Although the lesser protagonist, Desmond, is still in a coma; he is awaiting his chance to be a modern-day assassin. Desmond is trapped within the Animus’ memory banks, stranded on a subconsciously computer-generated island. Sinister memories are discovered from Subject 16, an interesting spin-off for the modern day portion of the game but players should be prepared for this section to disappoint; it hasn’t been well prepared for and can lead to further plot confusion. It provides the dullest game intervention so far.
Players collect code fragments as Ezio, for Desmond to unlock new areas on the inescapable island. These take the form of first-person narrated puzzles that involve digital recreations of Desmond’s memories. To do this, as complicated as it sounds, you just have to move about a few rectangular blocks and ramps but these are not a patch on the hieroglyphic puzzles of Assassin’s Creed One and Brotherhood.
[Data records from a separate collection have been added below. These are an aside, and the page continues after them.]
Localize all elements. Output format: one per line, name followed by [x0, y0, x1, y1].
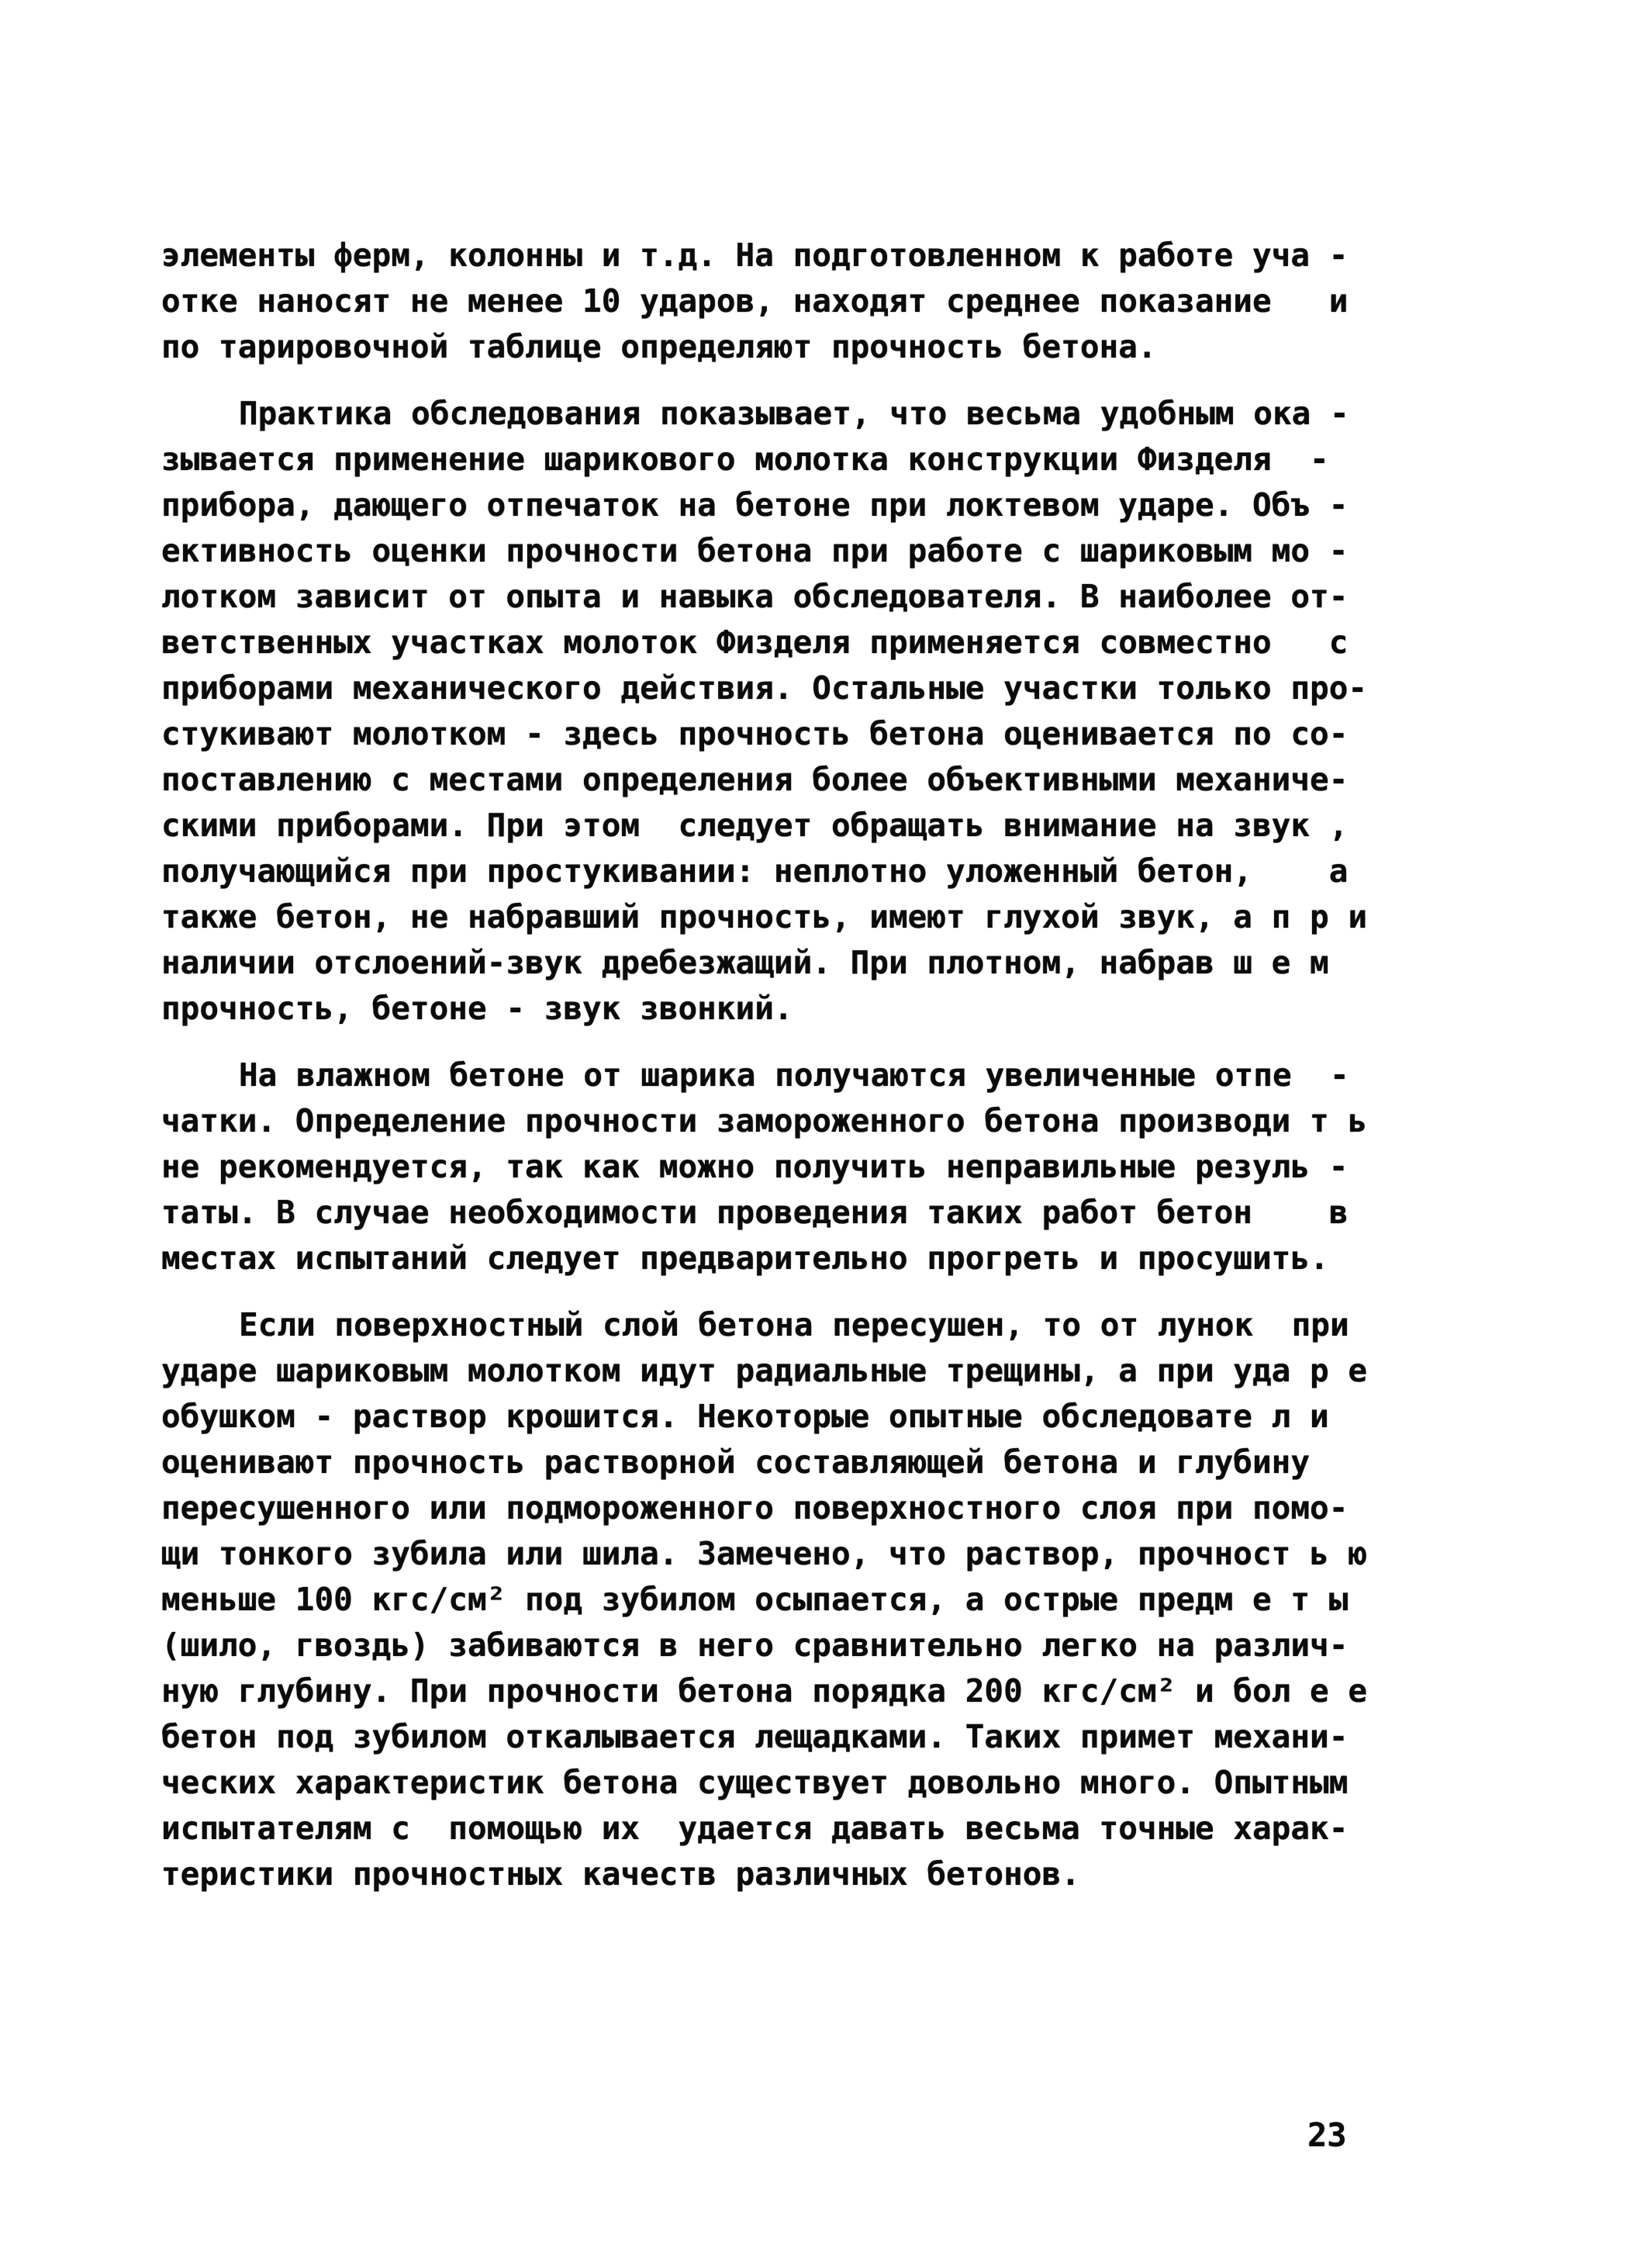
text-line: лотком зависит от опыта и навыка обследо…: [161, 574, 1394, 620]
paragraph: Практика обследования показывает, что ве…: [161, 391, 1394, 1032]
text-line: оценивают прочность растворной составляю…: [161, 1440, 1394, 1485]
text-line: ветственных участках молоток Физделя при…: [161, 620, 1394, 666]
text-line: бетон под зубилом откалывается лещадками…: [161, 1714, 1394, 1760]
text-line: ударе шариковым молотком идут радиальные…: [161, 1348, 1394, 1394]
document-page: элементы ферм, колонны и т.д. На подгото…: [0, 0, 1637, 2268]
text-line: меньше 100 кгс/см² под зубилом осыпается…: [161, 1577, 1394, 1623]
text-line: (шило, гвоздь) забиваются в него сравнит…: [161, 1623, 1394, 1668]
text-line: скими приборами. При этом следует обраща…: [161, 803, 1394, 849]
text-line: щи тонкого зубила или шила. Замечено, чт…: [161, 1531, 1394, 1577]
paragraph: Если поверхностный слой бетона пересушен…: [161, 1302, 1394, 1897]
text-line: получающийся при простукивании: неплотно…: [161, 849, 1394, 894]
text-line: местах испытаний следует предварительно …: [161, 1236, 1394, 1281]
text-line: прибора, дающего отпечаток на бетоне при…: [161, 482, 1394, 528]
text-line: Если поверхностный слой бетона пересушен…: [161, 1302, 1394, 1348]
text-line: приборами механического действия. Осталь…: [161, 666, 1394, 711]
text-line: стукивают молотком - здесь прочность бет…: [161, 711, 1394, 757]
text-line: теристики прочностных качеств различных …: [161, 1851, 1394, 1897]
text-line: ную глубину. При прочности бетона порядк…: [161, 1668, 1394, 1714]
page-number: 23: [1307, 2116, 1347, 2154]
text-line: На влажном бетоне от шарика получаются у…: [161, 1053, 1394, 1098]
text-line: элементы ферм, колонны и т.д. На подгото…: [161, 233, 1394, 278]
paragraph: элементы ферм, колонны и т.д. На подгото…: [161, 233, 1394, 370]
text-line: обушком - раствор крошится. Некоторые оп…: [161, 1394, 1394, 1440]
text-line: таты. В случае необходимости проведения …: [161, 1190, 1394, 1236]
text-line: отке наносят не менее 10 ударов, находят…: [161, 278, 1394, 324]
text-line: ческих характеристик бетона существует д…: [161, 1760, 1394, 1806]
text-line: поставлению с местами определения более …: [161, 757, 1394, 803]
text-line: зывается применение шарикового молотка к…: [161, 437, 1394, 482]
text-line: Практика обследования показывает, что ве…: [161, 391, 1394, 437]
text-line: также бетон, не набравший прочность, име…: [161, 894, 1394, 940]
paragraph: На влажном бетоне от шарика получаются у…: [161, 1053, 1394, 1281]
text-line: не рекомендуется, так как можно получить…: [161, 1144, 1394, 1190]
text-line: ективность оценки прочности бетона при р…: [161, 528, 1394, 574]
text-line: прочность, бетоне - звук звонкий.: [161, 986, 1394, 1032]
body-text: элементы ферм, колонны и т.д. На подгото…: [161, 233, 1394, 1897]
text-line: испытателям с помощью их удается давать …: [161, 1806, 1394, 1851]
text-line: чатки. Определение прочности замороженно…: [161, 1098, 1394, 1144]
text-line: пересушенного или подмороженного поверхн…: [161, 1485, 1394, 1531]
text-line: наличии отслоений-звук дребезжащий. При …: [161, 940, 1394, 986]
text-line: по тарировочной таблице определяют прочн…: [161, 324, 1394, 370]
Ageing Ezio’s final steps are assured forever in Revelations; it is a shame but an inevitable one. There is only so much you can do with one character. The place of Ezio’s final chapter, Constantinople, is as varied a setting as players could hope for and articulately created. Its rickety wooden buildings create perfect cover for stealth portions of Ezio’s adventure. The metropolis’ zip-line rooftops and parachutes make traversing the city a pleasure and finding keys in underground canyons and secret cisterns makes a pleasant change to the current series. Quick tip: Jump off Galata Tower, the tallest in the game, it’s worth it.
For the multiplayer you need to be as ‘cunning as a fox that has just been appointed as Professor of Cunning at Oxford University’. The bigger and better online modes consist of cat-and-mouse games that create an air of tense competition among players. It also provides an alternative to most of the multiplayer options in varying games on the market. The multiplayer just adds to the value of the game and how extensive it is.
Assassin’s Creed Revelations is a must for any fan and a possible excursion for those who have yet to discover the series. The game is basically a tale of finding keys to tie together the three main player’s over-worked plot but that shouldn’t put players off. It is a fast-paced, cinematic feast for the eyes and a challenging title for most competent players.